The reality of direct human contact with outer space is instant death. Despite what you may have been told, outer space doesn't want us. Human bodies evolved on this planet with its atmosphere, rhythms of day and night, its particular gravity, and the many plants, animals and our other co-habitants. To survive in outer space we must replicate a minimum set of earth's qualities that have a necessary relationship to human life. Outside of normal earth gravity, we eventually turn into gelatin. Up and down, heads and feet, opposable thumbs, and the consumption of food, these are concepts that have no purchase in the vast expanses of space.
The beauty of outer space is created in post-production. It's like an using an Instagram filter to make your life look more interesting. For instance, the Hubble Space Telescope doesn't use color film–or any film at all. The distant light is recorded in shades of black and white. The color is a educational and promotional tool, not a direct perception of an object. Here's what hubblesite.org has to say about their use of color and seeing things that can't actually be seen by humans.

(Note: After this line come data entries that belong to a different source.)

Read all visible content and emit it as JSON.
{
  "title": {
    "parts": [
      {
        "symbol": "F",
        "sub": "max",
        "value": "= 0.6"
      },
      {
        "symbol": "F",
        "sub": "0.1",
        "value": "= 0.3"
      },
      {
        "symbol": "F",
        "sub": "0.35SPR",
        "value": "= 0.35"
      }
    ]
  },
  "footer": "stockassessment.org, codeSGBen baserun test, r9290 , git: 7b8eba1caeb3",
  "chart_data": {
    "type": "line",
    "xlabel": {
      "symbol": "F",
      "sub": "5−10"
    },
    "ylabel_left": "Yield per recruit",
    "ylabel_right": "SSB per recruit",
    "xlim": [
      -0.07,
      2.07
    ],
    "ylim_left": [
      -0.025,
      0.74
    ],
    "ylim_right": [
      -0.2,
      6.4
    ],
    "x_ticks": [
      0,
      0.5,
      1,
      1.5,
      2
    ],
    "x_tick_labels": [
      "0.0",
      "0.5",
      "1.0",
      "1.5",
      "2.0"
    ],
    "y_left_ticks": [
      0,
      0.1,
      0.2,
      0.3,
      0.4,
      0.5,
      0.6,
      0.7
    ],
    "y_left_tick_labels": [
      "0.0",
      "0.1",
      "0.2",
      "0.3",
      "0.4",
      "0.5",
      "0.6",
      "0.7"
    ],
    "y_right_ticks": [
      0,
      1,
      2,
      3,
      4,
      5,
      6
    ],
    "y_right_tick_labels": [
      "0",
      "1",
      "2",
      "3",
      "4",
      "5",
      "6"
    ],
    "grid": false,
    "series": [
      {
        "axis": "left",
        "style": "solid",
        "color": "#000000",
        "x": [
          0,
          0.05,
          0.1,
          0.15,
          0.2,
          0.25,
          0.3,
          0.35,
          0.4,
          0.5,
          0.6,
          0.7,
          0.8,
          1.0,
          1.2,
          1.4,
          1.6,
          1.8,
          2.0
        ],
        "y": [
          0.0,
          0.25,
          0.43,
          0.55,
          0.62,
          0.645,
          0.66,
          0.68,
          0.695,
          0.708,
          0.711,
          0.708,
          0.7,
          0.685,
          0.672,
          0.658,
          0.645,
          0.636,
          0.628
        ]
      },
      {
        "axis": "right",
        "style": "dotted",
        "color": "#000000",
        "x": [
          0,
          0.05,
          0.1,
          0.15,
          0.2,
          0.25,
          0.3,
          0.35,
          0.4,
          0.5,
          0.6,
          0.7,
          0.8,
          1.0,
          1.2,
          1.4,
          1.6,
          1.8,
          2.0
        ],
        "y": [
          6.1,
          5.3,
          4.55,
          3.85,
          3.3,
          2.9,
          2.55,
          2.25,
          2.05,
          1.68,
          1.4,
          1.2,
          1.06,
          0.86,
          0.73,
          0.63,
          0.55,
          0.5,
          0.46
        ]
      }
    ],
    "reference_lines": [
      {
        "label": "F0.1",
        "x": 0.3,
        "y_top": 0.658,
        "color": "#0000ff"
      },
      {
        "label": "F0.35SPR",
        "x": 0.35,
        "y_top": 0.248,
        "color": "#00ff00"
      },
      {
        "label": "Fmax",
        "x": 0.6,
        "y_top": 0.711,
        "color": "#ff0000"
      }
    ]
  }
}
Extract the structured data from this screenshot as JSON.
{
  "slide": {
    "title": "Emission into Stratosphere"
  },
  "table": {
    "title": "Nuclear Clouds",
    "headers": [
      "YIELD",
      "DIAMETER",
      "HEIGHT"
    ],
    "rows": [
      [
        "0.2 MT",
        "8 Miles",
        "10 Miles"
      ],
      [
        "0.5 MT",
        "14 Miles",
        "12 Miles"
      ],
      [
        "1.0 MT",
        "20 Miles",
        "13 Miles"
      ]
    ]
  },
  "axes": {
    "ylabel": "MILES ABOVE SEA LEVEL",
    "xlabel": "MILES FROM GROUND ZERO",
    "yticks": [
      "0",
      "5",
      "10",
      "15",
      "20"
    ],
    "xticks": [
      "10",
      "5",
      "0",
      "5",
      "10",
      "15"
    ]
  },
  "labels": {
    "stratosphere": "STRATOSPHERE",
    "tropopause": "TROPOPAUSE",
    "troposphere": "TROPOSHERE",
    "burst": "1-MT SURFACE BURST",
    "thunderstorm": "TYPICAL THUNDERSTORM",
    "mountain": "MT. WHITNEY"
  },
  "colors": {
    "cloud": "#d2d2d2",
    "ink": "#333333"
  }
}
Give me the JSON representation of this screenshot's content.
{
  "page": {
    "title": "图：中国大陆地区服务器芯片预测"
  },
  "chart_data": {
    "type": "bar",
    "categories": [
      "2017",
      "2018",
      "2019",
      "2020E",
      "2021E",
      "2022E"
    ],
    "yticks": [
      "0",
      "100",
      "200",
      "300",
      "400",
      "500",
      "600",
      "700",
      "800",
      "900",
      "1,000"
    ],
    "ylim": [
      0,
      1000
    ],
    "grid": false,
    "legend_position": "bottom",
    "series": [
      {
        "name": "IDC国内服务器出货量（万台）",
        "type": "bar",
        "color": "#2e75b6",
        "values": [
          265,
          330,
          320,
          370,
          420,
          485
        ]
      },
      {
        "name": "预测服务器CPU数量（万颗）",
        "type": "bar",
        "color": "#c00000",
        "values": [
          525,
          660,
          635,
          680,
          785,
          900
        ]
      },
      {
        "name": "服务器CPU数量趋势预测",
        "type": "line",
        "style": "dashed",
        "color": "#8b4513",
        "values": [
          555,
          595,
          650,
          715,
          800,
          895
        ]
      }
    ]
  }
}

The colors in Hubble images which are assigned for various reasons, aren't always what we'd see if we were able to visit the imagined objects in a spacecraft. We often use color as a tool, whether it is to enhance an object's detail or to visualize what ordinarily could never be seen by the human eye.
Our idea of outer space is that it's over there–far away. We imagine ourselves to be Joseph Banks, Mungo Park, Charles Darwin or Dr. Livingstone in search of the undiscovered territory. For the most part, outer space is empty. There's nothing to discover. It's even emptier than “flyover country.” As Kriss notes in his manifesto, we lose nothing when we abolish outer space because “there's nothing there already.” Astronomers recently issued a report saying that based on data from the Kepler spacecraft their could be as many as 8.8 billion earth-sized planets capable of supporting life. What they neglected to say was that no human from planet earth will ever set foot on any of the those planets. While our imagination is infinite, our physical manifestation in space-time is nothing but finitude. Just like producing images of astral objects that can't actually be seen by humans, we create a catalog of planets, obscure unattainable objects of desire.
And while scientism ridicules the cosmology of others, it is still geocentric at the bottom of its thinking. We are already in outer space. Earth itself isn't outside of the universe. We are spinning, orbiting and hurtling through outer space. I already live in outer space.